Parkash & Ors. vs. Central Bank of India, 105

(2003) Delhi Law Times 373'.

18. Coming back to the present case it was for the

defendants who sought condonation of delay in

filing the leave to defend application to explain

each days delay and making certain delayed and

imaginary grounds cannot be considered sufficient

for condonation of delay in the present case.

19. As discussed above liberal construction to 'sufficient

cause' in this case is not available to defendant

No.2 because he was negligent and inactive in

taking appropriate steps for compliance of

summons for judgment.

20. As discussed above, there is lack of bona fide on the

part of defendant No.2. He is also responsible for

his carelessness, want of due diligence and

therefore cannot claim the shelter of liberal

interpretation of „sufficient cause‟. The provisions

of order 37 are special enactment which apply to

certain categories of cases specified therein. This

provision has been enacted with an object that the

defendants do not unnecessarily prolong litigation

and prevent the plaintiff from obtaining early

decree in a case falling within the ambit of the said

decision where speedy decisions are desirable in

the interest of trade and commerce.

21. Hence, from the discussion as above, I conclude

that defendants have not been able to explain

sufficient cause in not filing the application for leave

to defend within the prescribed period of limitation.
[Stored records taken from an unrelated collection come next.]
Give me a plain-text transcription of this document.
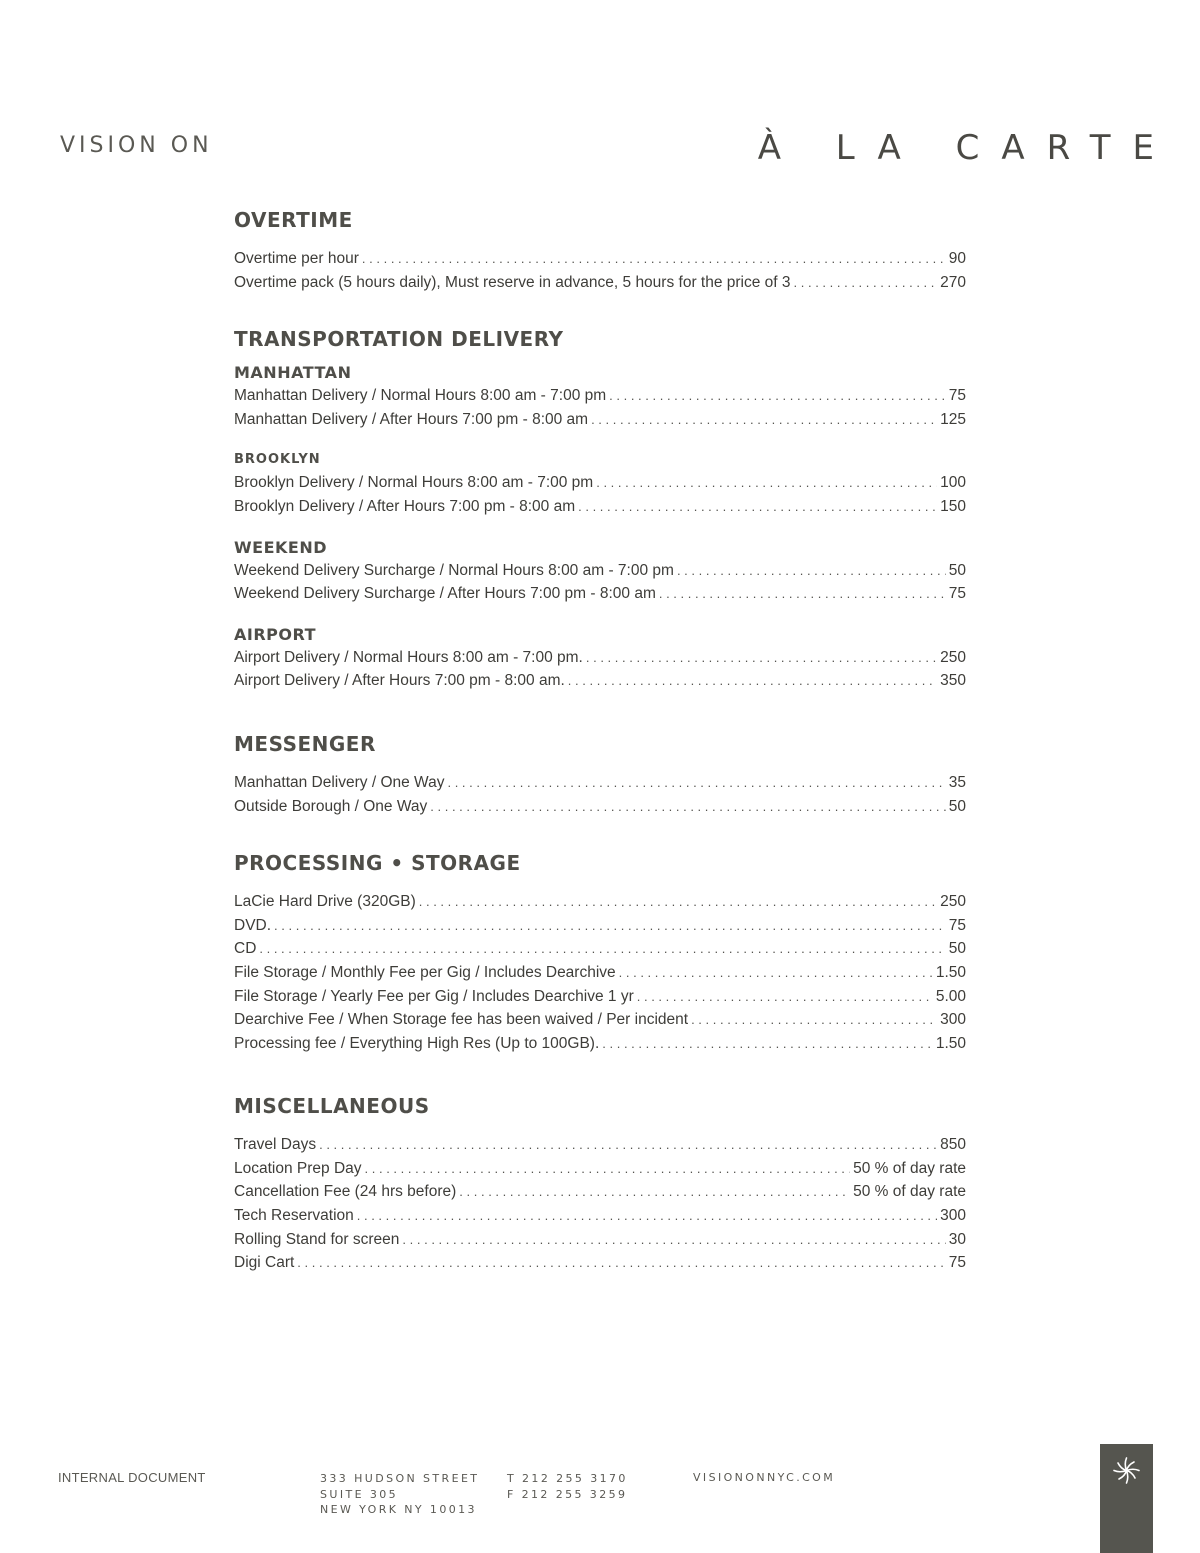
VISION ON	À LA CARTE
OVERTIME
Overtime per hour . . .	90
Overtime pack (5 hours daily), Must reserve in advance, 5 hours for the price of 3 . . .	270
TRANSPORTATION DELIVERY
MANHATTAN
Manhattan Delivery / Normal Hours 8:00 am - 7:00 pm . . .	75
Manhattan Delivery / After Hours 7:00 pm - 8:00 am . . .	125
BROOKLYN
Brooklyn Delivery / Normal Hours 8:00 am - 7:00 pm . . .	100
Brooklyn Delivery / After Hours 7:00 pm - 8:00 am . . .	150
WEEKEND
Weekend Delivery Surcharge / Normal Hours 8:00 am - 7:00 pm . . .	50
Weekend Delivery Surcharge / After Hours 7:00 pm - 8:00 am . . .	75
AIRPORT
Airport Delivery / Normal Hours 8:00 am - 7:00 pm. . . .	250
Airport Delivery / After Hours 7:00 pm - 8:00 am. . . .	350
MESSENGER
Manhattan Delivery / One Way . . .	35
Outside Borough / One Way . . .	50
PROCESSING • STORAGE
LaCie Hard Drive (320GB) . . .	250
DVD. . . .	75
CD . . .	50
File Storage / Monthly Fee per Gig / Includes Dearchive . . .	1.50
File Storage / Yearly Fee per Gig / Includes Dearchive 1 yr . . .	5.00
Dearchive Fee / When Storage fee has been waived / Per incident . . .	300
Processing fee / Everything High Res (Up to 100GB). . . .	1.50
MISCELLANEOUS
Travel Days . . .	850
Location Prep Day . . .	50 % of day rate
Cancellation Fee (24 hrs before) . . .	50 % of day rate
Tech Reservation . . .	300
Rolling Stand for screen . . .	30
Digi Cart . . .	75
INTERNAL DOCUMENT	333 HUDSON STREET
SUITE 305
NEW YORK NY 10013
T 212 255 3170
F 212 255 3259
VISIONONNYC.COM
The delay is attributable to their own malafides,

lack of diligence and indifferent attitude to the

summons received by them. The delay is not only of

few days but is of about three months. Therefore, I

find no merits in the application and the same is

accordingly dismissed.

IA No.2001/2006 (Order 37 Rule 3(5) CPC) in CS (OS) No.1342/2004

In view of my discussion in IA No.2002/2006

(delay), the application for leave to defend and contest

the suit being barred by period of limitation is hereby

dismissed.

CS (OS) No.1342/2004

1. Since application of the defendants for leave to

defendant is dismissed being barred by period of

limitation, plaintiff is entitled to the decree for the

principal amount as prayed for. Since as per the

averments in the plaint itself, admittedly, there is no

agreement between the parties that the defendants shall

be liable to pay interest @ 12% if the payment was not

made in time, plaintiff is not entitled to any interest as

claimed.

2. Hence, I hereby pass a decree for Rs.20,52,995/-

with proportionate costs in favour of the plaintiff and

against the defendants. Plaintiff is awarded interest

pendent lite and future interest on the said principal

amount @ 12% per annum from the date of the

institution of the suit till realization of the decretal

amount.

3. Decree sheet be prepared accordingly.